Captain Des Noyelles moved up the river about three miles in the hope of joining other groups who had scattered to look for the enemy.  Suddenly he heard cries and came upon a wounded Indian who said that the fighting had begun.  Seven Frenchmen and twenty-three Indians had crossed the river on a jam of driftwood, and found themselves face to face with about two hundred and fifty Sauks and Foxes.  They fought so fiercely that the enemy retreated into the woods.  Des Noyelles then crossed the river and sent his men into the conflict.

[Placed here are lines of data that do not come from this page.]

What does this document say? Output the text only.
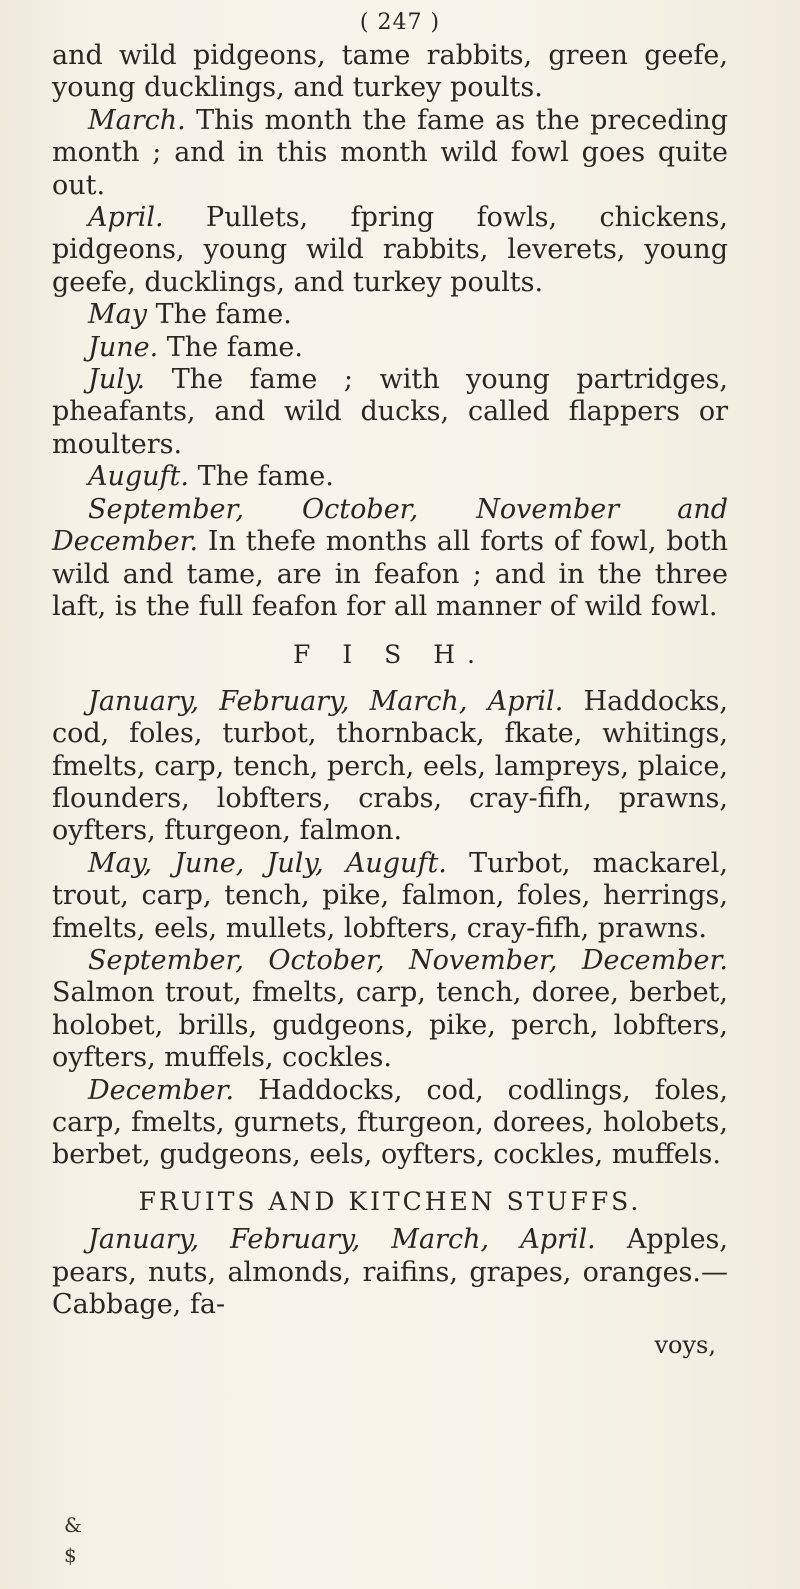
( 247 )

and wild pidgeons, tame rabbits, green geefe, young ducklings, and turkey poults.

March. This month the fame as the preceding month ; and in this month wild fowl goes quite out.

April. Pullets, fpring fowls, chickens, pidgeons, young wild rabbits, leverets, young geefe, ducklings, and turkey poults.

May The fame.

June. The fame.

July. The fame ; with young partridges, pheafants, and wild ducks, called flappers or moulters.

Auguft. The fame.

September, October, November and December. In thefe months all forts of fowl, both wild and tame, are in feafon ; and in the three laft, is the full feafon for all manner of wild fowl.

F I S H.

January, February, March, April. Haddocks, cod, foles, turbot, thornback, fkate, whitings, fmelts, carp, tench, perch, eels, lampreys, plaice, flounders, lobfters, crabs, cray-fifh, prawns, oyfters, fturgeon, falmon.

May, June, July, Auguft. Turbot, mackarel, trout, carp, tench, pike, falmon, foles, herrings, fmelts, eels, mullets, lobfters, cray-fifh, prawns.

September, October, November, December. Salmon trout, fmelts, carp, tench, doree, berbet, holobet, brills, gudgeons, pike, perch, lobfters, oyfters, muffels, cockles.

December. Haddocks, cod, codlings, foles, carp, fmelts, gurnets, fturgeon, dorees, holobets, berbet, gudgeons, eels, oyfters, cockles, muffels.

FRUITS AND KITCHEN STUFFS.

January, February, March, April. Apples, pears, nuts, almonds, raifins, grapes, oranges.—Cabbage, fa-

voys,
&
$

For several hours the battle raged.  One French officer was mortally wounded.  Toward night the Foxes attempted to scalp some of the wounded Iroquois.  Des Noyelles ordered a retreat.  Part of his force fought off the Sauks and Foxes while the rest threw up some fortifications.  The Kickapoos, meanwhile, had watched the struggle from a near-by hill waiting to join the winning side.

The next morning the French captain held a council in which he tried to persuade the Sauks to leave the Foxes and return to Green Bay.  They said they were afraid that if they surrendered, the Iroquois would "put them in a kettle" as soon as the French left.  They said, also that it was too cold for their women and children to travel.

The Foxes said to the Sauks, "Dogs  that ye are, if you abandon us, we will eat your women and children as soon as you have gone out.  We will then fight against you and afterward against the French."

For four days the French in their temporary fortifications faced the Sauk and Fox village.  During this time neither party made any move against the other.  The Frenchmen and their Indian allies suffered terribly from hunger, for during this time they had nothing to eat but twelve dogs and a horse.  Some of the soldiers even ate their moccasins.  They begged Des Noyelles to lead them into battle rather than let them die of starvation.

Convinced that his men could hold out no longer the captain sent a message to the Sauks.  He told them that the governor of Quebec would forgive them if they would leave the Foxes.  They agreed to do this.  Then the French soldiers marched away down the river to a fort in the Illinois country, and never again returned to Iowa.